"Калики" были сыграны в пору, когда Студия проработала уже два года, когда определилась, во всяком случае для Станиславского, узость ее творческой программы, ограниченной рамками "правды чувств". Константин Сергеевич стремился подсказать Студии выход из пассивного круга "нюансовых" переживаний, которыми замыкался в ту пору ее горизонт. Я говорю об этом смело, потому что именно в "Каликах перехожих" Станиславский сделал такую "подсказку", впрочем плохо расслышанную в Студии тех лет.
Я был на репетиции в Художественном театре, а в это же время Константин Сергеевич работал в Студии над постановкой "Калик". Когда я вернулся, меня встретили возбужденные студийцы, наперебой старавшиеся втолковать мне, какое чудо свершилось только что на репетиции, как замечательно (других исполнителей и видно не будет!) решил Станиславский сцену двух братьев, самую трудную во всем спектакле, не удававшуюся до тех пор.
Я убедился в правоте моих товарищей на другой же день, когда увидел сцену своими глазами. Вел репетицию Константин Сергеевич, но ему уже вмешиваться ни во что не пришлось. Исполнители -- Бакшеев и Бондырев -- ухватили зерно сцены крепко, очевидно, еще на предыдущем занятии.
У Волькенштейна братья поставлены по две стороны рубежа междоусобной войны. Старший, Яволод, служит князю Константину, младший, Ярун, "отъехал" к князю Юрию. Князья воюют, а за ними вступают в бой их дружинники. Но Яволод не хочет сражаться с родным братом. Он подстерегает его в лесу, у большой дороги, надеясь отговорить от усобицы. И дело как будто бы идет на лад, а потом ссора вспыхивает вновь, и Яволод в запальчивости убивает Яруна на глазах у спрятавшихся в кустах калик.
До вмешательства Станиславского сцена строилась на сложном сплетении взаимных подозрений, подслеживания, мнительности, недоверия и обид. Была разработана детальная психологическая канва, не упускающая ни одного оттенка в этой стычке братьев-врагов. Болеславский вложил в "эпизод двух братьев", как он у нас назывался, массу труда, наблюдательности, больше того, тонкости, а сцена все не шла и не шла, и смотреть ее было скучно даже нам, исполнителям и участникам "Калик".
А Константин Сергеевич решительно снял с этой сцены изощренность психологических оттенков. Он построил ее на рубленых, резких кусках. Сошлись настороженно и хмуро, обмерили друг друга долгим взглядом, принюхались, как собаки, и вдруг поверили, разом отбросили прочь все свои подозрения. Ощутили себя братьями. Испытали жгучую радость встречи. Не просто радость, а радость диких, почти первобытных людей, чувствующих сильно и, так сказать, без нюансов.
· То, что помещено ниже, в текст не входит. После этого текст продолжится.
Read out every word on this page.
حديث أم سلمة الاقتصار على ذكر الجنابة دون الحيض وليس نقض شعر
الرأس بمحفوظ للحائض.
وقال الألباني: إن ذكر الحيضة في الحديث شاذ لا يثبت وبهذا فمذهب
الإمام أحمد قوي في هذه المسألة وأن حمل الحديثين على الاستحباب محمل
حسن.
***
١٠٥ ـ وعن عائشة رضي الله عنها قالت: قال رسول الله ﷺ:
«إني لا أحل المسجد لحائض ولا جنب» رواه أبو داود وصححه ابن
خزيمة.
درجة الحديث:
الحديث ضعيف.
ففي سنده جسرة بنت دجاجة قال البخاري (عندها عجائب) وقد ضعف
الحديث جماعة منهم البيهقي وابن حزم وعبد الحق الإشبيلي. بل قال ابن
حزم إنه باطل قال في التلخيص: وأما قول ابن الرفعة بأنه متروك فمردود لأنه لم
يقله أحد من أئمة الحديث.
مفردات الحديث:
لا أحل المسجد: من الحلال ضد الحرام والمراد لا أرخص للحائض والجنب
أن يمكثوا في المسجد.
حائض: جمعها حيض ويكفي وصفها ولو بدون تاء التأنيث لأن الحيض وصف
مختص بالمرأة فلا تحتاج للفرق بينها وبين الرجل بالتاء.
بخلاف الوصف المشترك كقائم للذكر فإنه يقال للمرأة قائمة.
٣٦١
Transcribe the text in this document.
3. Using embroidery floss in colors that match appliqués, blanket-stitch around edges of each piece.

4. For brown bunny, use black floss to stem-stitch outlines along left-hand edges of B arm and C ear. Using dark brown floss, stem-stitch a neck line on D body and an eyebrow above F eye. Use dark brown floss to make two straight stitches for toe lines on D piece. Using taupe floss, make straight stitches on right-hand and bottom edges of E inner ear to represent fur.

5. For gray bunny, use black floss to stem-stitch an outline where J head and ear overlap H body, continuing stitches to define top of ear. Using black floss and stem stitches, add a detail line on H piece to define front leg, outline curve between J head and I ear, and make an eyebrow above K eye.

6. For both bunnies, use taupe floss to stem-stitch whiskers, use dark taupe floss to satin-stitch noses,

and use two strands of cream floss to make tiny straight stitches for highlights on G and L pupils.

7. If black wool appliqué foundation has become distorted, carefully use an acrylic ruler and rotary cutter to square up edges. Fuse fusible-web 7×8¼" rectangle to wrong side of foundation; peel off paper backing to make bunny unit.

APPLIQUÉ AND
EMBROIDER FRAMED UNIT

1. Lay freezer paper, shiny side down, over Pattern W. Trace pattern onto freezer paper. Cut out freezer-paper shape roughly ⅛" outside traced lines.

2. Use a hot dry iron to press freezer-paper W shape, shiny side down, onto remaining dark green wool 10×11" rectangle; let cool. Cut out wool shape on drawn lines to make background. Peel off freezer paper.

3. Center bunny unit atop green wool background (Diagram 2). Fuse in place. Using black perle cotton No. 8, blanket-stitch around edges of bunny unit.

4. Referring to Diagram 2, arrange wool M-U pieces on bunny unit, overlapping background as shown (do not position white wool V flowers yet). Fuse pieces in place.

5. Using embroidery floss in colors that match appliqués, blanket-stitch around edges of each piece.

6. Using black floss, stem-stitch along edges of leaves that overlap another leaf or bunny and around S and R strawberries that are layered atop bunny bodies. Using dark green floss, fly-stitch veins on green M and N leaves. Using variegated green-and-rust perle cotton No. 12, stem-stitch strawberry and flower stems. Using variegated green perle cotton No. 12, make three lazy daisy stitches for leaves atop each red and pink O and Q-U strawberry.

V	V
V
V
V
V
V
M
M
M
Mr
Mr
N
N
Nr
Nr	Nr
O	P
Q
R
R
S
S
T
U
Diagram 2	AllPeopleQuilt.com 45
Они обхватывали друг друга, что-то возбужденно крича, сходились и расходились, наивные, цельные, отдающиеся эмоциям без остатка. Это был настоящий эмоциональный взрыв, самая яркая минута во всем спектакле. Мы впервые узнали тогда, что правда чувств есть понятие исторически изменчивое, что она может быть и такой вот -- буйной, сгущенной, насыщенно театральной. В спектакле эта сцена имела большой успех и отмечалась во всех рецензиях. Но, увы! Ока так и осталась случайным вкраплением в метод Студии. Урок не был понят в его общем смысле и не вышел тогда за пределы "Калик перехожих".